Avrupa’daki ekonomik görünüme dair neler söylersiniz?

Avrupa’da güçlü toparlanmaya rağmen, kırılganlıklar devam ediyor. Brexit büyük bir şoktu, ancak diğer AB üyelerinden benzer kararlar beklemiyoruz. Avrupa`da ele alınması gereken önemli konulardan bir diğeri ise yüksek enerji fiyatları. Bu konuyla ilgili, Avrupa`da hükûmetler özellikle düşük gelirli hanehalklarının desteklenmesi konusunda çalışıyorlar.  Avrupa'da, özellikle de Almanya’da rekor düzeyde tasarruflar mevcut. Bunlar harcamalar için kullanılırsa Avrupa ekonomisi için dengeleyici etkileri olabilir.

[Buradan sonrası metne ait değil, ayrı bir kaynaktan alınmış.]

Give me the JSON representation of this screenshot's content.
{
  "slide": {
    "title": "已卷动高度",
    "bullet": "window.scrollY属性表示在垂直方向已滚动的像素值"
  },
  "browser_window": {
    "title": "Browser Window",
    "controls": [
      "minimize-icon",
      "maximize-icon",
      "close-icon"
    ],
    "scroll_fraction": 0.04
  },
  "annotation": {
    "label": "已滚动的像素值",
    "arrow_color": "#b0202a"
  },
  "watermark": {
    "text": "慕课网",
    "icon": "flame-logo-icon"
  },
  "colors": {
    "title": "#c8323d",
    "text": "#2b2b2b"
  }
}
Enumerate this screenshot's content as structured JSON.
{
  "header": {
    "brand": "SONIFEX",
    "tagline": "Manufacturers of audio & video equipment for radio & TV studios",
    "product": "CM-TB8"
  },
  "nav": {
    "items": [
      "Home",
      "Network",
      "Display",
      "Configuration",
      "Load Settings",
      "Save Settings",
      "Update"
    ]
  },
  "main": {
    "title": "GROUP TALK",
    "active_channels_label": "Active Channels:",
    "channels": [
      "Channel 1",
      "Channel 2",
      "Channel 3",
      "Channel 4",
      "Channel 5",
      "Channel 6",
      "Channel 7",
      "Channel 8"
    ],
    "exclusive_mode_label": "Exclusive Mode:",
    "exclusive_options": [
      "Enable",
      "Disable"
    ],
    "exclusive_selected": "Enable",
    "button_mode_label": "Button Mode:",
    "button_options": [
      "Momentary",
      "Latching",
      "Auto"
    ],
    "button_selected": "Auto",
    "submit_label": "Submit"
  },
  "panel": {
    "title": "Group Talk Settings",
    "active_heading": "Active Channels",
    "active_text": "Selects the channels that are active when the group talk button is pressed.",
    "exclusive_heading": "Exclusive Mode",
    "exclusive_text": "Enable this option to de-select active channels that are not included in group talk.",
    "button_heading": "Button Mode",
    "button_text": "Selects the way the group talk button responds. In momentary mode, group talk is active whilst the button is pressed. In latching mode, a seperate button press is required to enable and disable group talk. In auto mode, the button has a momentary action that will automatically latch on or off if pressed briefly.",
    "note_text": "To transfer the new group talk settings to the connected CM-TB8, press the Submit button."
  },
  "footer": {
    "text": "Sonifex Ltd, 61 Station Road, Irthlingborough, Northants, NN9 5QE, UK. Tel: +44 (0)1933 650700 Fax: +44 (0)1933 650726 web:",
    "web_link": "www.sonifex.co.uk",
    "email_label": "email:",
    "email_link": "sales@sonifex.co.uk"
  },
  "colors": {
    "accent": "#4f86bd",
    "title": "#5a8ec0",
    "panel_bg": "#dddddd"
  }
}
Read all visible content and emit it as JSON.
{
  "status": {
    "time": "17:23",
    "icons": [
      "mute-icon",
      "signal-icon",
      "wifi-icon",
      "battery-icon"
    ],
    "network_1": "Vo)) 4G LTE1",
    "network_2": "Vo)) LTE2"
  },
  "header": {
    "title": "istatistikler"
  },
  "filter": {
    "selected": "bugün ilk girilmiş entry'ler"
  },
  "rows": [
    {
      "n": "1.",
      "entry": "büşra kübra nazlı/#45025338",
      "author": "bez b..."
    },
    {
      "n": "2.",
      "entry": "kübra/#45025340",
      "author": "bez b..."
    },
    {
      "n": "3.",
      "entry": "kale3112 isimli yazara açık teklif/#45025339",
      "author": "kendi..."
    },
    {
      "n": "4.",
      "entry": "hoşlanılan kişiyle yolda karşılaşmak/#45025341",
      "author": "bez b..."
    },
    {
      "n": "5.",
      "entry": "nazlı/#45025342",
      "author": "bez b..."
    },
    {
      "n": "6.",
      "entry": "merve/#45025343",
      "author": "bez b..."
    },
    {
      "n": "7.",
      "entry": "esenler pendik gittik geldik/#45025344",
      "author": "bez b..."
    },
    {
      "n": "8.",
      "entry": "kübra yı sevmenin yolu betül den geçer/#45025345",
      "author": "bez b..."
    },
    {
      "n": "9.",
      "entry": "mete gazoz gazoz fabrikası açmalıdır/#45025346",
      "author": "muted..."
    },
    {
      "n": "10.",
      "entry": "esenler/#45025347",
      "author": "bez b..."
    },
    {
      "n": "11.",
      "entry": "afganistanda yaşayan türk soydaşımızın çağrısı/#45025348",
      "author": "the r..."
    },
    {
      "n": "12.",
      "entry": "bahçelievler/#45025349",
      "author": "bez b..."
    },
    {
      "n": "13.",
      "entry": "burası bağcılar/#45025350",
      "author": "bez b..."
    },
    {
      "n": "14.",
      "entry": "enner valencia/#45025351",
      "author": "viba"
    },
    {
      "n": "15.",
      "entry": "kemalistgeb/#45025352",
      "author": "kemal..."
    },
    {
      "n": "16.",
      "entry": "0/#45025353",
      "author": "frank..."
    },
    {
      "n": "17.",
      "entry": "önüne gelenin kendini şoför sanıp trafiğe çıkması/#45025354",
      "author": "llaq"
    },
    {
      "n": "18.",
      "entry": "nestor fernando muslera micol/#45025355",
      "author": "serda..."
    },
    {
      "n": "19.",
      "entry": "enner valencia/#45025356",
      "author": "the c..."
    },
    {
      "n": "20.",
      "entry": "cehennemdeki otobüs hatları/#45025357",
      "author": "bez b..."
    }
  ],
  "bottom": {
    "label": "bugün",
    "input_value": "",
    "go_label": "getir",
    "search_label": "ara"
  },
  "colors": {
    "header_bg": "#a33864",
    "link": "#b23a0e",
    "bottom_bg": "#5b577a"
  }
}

Son olarak, Avrupa'da büyük bir talep şoku yaşıyoruz ve aslında bu  endişe duymamız gereken bir durum. Ayrıca Çin şu anda beklenenden çok daha fazla yavaşlıyor, bunun Avrupa ekonomileri üzerine olumsuz bir etkisi olabilir. Pozitif tarafta ise hizmet sektörü Avrupa'da toparlanıyor, ancak bu durum mevcut iş gücü eksikliği nedeniyle çalışanların ücretlerinde artışı beraberinde getirebilir.